Dr. Isaac Moss, chair of UConn Health’s Department of Orthopaedic Surgery, Dr. Ketan Bulsara, chief of the Division of Neurosurgery, and Dr. David Choi, UConn Health spinal oncology surgeon, are co-authors, along with two physicians who at the time of the research were fourth-year UConn medical students: Dr. Joshua Knopf, now a UConn surgery resident, and Dr. Subin Lee, who is doing a general surgery internship at Rush University in Chicago.
“This is a terrific contribution and a well-deserved honor for Dr. Onyiuke, and for UConn Health,” Bulsara says. “Physicians around the world will use the Onyiuke Grading Scale to guide them as they find relief for their patients’ chronic back pain. That speaks volumes about Dr. Onyiuke’s surgical leadership, which spans both spinal and cranial neurosurgery. Through his thoughtful analysis he distilled a complex problem into a manageable grading scale that will provide generations of physicians guidance on how to treat this potentially debilitating syndrome.”
Guidance on treatment for Bertolotti syndrome can go a long way in improving patient outcomes. It is one of many potential causes of back pain, and there often can be concurrent causes. Identifying Bertolotti syndrome as a cause and treating it nonsurgically could help reduce the need for eventual surgical interventions.
“Let’s say the patient had two spinal pathologies,” Onyiuke says. “One is obvious, a routine one we see, we treat that, and they get better. And then, over time, the Bertolotti will kick up again. Bertolotti syndrome may not be the only problem the patient has, and it certainly can be a secondary problem. But if you don’t treat it, or at least recognize it when you’re treating the primary problem, then you’re going to have a failure at some point.”
The Onyiuke Grading Scale assigns one of four scores:
- The patient’s x-ray shows an anomaly associated with Bertolotti syndrome but no back pain.
- The patient has lower back pain.
- The patient has lower back pain plus pain and numbness in the feet.
- The patient also has a coexisting spinal pathology.
“With this grading, then, it’s a question: Are you symptomatic, or are you not symptomatic,” Onyiuke says. “No symptoms? Grade one, no treatment. But for who have back pain and leg pain, we developed an algorithm where we send them through conservative treatment such as physical therapy, like any other spinal pathology. If they do fine with it, then you don’t need any treatment.

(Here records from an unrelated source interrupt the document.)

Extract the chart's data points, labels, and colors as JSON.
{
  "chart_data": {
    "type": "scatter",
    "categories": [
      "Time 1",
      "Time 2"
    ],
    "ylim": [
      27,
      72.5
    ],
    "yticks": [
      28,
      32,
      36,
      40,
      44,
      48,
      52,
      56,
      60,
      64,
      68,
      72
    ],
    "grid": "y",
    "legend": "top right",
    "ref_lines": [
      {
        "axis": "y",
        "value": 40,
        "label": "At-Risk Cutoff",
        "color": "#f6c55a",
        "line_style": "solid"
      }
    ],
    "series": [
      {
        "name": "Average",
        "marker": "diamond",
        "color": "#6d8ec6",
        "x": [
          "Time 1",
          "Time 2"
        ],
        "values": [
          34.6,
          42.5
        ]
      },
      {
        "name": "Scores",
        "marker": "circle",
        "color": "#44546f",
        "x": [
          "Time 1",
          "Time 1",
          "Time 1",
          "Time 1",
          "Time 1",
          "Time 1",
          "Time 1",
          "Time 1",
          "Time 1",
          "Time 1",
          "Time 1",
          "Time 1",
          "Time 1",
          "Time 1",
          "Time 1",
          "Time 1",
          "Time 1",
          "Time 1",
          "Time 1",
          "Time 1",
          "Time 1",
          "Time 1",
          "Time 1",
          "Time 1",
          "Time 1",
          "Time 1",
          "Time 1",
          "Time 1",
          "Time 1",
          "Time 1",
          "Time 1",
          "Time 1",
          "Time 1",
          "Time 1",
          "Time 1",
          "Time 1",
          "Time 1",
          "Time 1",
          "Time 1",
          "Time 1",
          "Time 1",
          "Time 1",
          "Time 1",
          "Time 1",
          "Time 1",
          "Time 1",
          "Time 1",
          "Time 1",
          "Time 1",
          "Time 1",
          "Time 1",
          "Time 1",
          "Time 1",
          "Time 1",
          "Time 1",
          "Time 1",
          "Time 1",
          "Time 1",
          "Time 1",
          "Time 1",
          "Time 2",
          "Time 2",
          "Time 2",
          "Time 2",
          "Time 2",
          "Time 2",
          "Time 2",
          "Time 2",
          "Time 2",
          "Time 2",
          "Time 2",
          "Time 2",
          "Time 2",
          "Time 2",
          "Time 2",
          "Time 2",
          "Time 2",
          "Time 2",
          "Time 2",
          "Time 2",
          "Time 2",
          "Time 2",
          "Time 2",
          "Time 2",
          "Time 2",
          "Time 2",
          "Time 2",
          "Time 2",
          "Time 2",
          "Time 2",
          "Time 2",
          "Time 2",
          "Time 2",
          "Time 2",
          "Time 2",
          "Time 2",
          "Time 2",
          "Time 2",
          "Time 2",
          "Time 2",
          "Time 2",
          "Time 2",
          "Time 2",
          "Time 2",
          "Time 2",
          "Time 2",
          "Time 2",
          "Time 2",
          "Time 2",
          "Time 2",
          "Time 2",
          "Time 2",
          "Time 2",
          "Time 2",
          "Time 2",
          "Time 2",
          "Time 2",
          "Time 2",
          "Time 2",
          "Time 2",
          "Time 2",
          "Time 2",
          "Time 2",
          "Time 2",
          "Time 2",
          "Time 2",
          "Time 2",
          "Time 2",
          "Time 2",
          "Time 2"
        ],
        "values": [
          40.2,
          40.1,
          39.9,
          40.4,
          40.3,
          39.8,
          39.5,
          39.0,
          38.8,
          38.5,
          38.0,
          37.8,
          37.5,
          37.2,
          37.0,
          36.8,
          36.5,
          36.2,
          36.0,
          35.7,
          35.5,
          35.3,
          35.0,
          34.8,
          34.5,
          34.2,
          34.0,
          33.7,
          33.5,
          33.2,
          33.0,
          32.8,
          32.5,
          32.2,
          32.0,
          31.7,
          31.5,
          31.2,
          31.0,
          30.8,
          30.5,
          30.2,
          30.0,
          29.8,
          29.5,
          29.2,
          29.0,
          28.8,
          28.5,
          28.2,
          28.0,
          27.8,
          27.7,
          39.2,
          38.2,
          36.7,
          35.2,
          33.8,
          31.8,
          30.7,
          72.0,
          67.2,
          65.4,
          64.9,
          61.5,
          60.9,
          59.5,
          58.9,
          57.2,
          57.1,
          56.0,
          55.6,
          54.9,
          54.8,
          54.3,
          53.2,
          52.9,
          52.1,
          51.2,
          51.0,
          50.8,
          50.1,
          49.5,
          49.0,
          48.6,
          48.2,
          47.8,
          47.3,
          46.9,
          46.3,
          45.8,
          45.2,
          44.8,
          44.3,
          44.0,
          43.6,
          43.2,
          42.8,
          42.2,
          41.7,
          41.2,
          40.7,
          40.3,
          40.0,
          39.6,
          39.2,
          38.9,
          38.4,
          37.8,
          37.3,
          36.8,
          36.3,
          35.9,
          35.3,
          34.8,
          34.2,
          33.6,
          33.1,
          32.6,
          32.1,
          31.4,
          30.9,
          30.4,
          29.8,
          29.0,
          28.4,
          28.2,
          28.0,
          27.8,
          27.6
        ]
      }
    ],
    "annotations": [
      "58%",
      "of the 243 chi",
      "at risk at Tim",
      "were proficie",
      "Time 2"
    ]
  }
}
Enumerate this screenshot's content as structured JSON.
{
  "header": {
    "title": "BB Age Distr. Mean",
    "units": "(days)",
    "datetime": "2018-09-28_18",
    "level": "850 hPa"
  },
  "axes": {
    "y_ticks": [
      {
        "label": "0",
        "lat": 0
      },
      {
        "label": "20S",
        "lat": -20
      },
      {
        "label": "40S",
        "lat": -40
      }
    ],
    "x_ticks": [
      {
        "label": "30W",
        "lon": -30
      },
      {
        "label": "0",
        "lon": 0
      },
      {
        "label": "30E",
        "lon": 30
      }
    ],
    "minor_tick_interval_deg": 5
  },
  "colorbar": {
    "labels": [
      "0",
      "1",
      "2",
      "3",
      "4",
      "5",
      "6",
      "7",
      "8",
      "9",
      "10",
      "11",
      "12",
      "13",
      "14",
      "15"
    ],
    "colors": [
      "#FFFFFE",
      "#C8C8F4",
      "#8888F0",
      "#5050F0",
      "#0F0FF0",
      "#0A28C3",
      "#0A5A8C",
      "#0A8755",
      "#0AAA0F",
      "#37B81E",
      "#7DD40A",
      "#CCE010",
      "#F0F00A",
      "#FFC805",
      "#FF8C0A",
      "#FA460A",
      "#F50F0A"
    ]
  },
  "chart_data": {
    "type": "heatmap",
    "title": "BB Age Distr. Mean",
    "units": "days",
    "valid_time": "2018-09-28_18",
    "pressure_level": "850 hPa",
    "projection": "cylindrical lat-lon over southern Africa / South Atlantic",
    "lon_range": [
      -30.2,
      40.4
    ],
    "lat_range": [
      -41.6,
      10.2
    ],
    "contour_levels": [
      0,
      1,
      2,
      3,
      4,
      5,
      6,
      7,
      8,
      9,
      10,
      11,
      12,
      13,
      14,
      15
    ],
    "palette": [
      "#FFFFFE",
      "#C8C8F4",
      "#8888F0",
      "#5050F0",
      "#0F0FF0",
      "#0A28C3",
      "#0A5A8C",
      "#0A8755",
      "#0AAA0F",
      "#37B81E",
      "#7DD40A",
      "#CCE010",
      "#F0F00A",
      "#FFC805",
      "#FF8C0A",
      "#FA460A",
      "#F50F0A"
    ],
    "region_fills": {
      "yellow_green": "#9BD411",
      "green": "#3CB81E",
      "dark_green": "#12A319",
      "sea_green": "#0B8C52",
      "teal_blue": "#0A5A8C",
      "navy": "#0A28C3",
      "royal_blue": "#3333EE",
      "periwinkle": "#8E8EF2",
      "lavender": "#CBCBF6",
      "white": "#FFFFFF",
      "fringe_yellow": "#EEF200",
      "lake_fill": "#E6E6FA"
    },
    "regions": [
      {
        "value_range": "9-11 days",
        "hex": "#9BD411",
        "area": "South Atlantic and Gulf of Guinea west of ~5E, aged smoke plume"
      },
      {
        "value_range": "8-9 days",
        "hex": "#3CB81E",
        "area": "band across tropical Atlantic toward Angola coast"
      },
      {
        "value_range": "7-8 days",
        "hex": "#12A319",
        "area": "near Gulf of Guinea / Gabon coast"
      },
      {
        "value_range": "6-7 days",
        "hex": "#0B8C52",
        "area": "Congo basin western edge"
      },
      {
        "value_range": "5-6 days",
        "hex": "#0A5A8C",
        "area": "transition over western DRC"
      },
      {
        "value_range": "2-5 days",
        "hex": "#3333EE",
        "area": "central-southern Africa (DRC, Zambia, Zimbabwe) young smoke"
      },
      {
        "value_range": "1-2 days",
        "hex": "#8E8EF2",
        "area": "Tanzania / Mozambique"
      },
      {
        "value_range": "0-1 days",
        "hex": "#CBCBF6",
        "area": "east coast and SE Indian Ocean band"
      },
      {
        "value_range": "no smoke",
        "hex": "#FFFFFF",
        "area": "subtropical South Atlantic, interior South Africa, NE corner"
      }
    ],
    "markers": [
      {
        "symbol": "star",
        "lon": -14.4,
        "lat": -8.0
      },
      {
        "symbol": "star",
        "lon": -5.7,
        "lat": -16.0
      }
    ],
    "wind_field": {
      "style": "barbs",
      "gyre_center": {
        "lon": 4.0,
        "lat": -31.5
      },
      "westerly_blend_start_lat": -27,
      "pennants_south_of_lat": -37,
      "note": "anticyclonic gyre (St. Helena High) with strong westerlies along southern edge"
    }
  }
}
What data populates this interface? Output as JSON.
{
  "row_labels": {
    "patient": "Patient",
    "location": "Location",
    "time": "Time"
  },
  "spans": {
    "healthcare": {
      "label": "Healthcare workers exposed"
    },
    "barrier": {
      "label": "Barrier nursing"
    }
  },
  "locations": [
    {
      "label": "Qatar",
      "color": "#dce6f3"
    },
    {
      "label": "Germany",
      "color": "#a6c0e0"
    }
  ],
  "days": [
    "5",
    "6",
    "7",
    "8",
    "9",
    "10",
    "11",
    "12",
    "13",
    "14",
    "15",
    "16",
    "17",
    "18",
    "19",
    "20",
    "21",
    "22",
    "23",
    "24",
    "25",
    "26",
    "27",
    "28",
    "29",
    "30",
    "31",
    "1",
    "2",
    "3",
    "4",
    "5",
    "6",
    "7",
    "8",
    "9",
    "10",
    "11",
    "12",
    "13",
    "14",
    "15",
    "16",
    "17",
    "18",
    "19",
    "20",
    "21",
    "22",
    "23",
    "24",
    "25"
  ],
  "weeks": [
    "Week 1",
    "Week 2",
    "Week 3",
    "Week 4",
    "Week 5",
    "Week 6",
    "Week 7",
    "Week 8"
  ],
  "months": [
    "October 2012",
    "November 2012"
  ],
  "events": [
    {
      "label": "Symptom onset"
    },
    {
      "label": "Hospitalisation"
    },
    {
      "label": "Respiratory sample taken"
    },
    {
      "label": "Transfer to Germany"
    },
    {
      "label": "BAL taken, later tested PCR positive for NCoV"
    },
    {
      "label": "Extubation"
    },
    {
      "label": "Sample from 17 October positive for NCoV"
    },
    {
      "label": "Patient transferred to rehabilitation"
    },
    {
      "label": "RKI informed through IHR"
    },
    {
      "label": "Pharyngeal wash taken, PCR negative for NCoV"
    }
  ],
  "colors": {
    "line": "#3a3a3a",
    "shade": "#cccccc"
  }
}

If they don’t improve, we’re going to start diagnostic blocks.”
While providing temporary relief, diagnostic nerve blocks also serve to pinpoint sources of pain by injecting anesthetic to specific nerves. Common methods include cortisone injections or radiofrequency treatments.
“If you do well with that, then you don’t need anything else, you can just do that intermittently every few months,” Onyiuke says. “If you don’t, that’s where the surgical component comes in. The surgical component could be a decompression, decompression and fusion, or fusion alone.”
The researchers derived the Onyiuke Grading Scale from the study of Bertolotti syndrome patients at UConn Health in 2018 and 2019.
“You can actually alter somebody’s life functionality, because it’s something that is easy to treat,” Onyiuke says. “It doesn’t necessarily all have to lead to surgery, but in fact, the nonoperative treatment is critical because once you can manage them on that, they don’t need surgery at all.”